Transmitting more than 10 bit with a single photon
T. B. H. Tentrup, T. Hummel, T. A. W. Wolterink, R. Uppu, A. P. Mosk, and P. W. H. Pinkse

TL;DR
This paper demonstrates encoding over 10 bits of information in a single photon by spatially controlling its position, enabling high-dimensional quantum information processing with a large alphabet size.
Contribution
The work experimentally achieves over 10 bits of mutual information per photon using spatial encoding in a high-dimensional grid, surpassing previous limits.
Findings
Achieved 10.5 bits of mutual information per photon.
Successfully addressed any location in a 9072-position grid.

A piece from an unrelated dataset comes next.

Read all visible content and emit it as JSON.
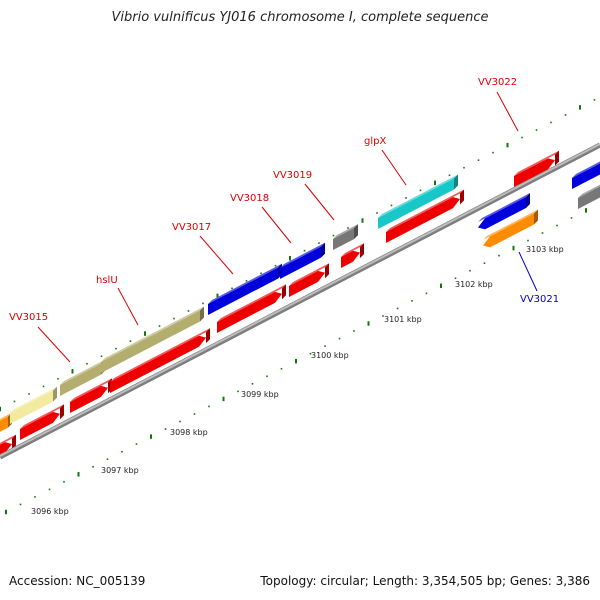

Demonstrated high-dimensional quantum information encoding.
Abstract
Encoding information in the position of single photons has no known limits, given infinite resources. Using a heralded single-photon source and a Spatial Light Modulator (SLM), we steer single photons to specific positions in a virtual grid on a large-area spatially resolving photon-counting detector (ICCD). We experimentally demonstrate selective addressing any location (symbol) in a 9072 size grid (alphabet) to achieve 10.5 bit of mutual information between the sender and receiver per detected photon. Our results set the stage for very-high-dimensional quantum information processing.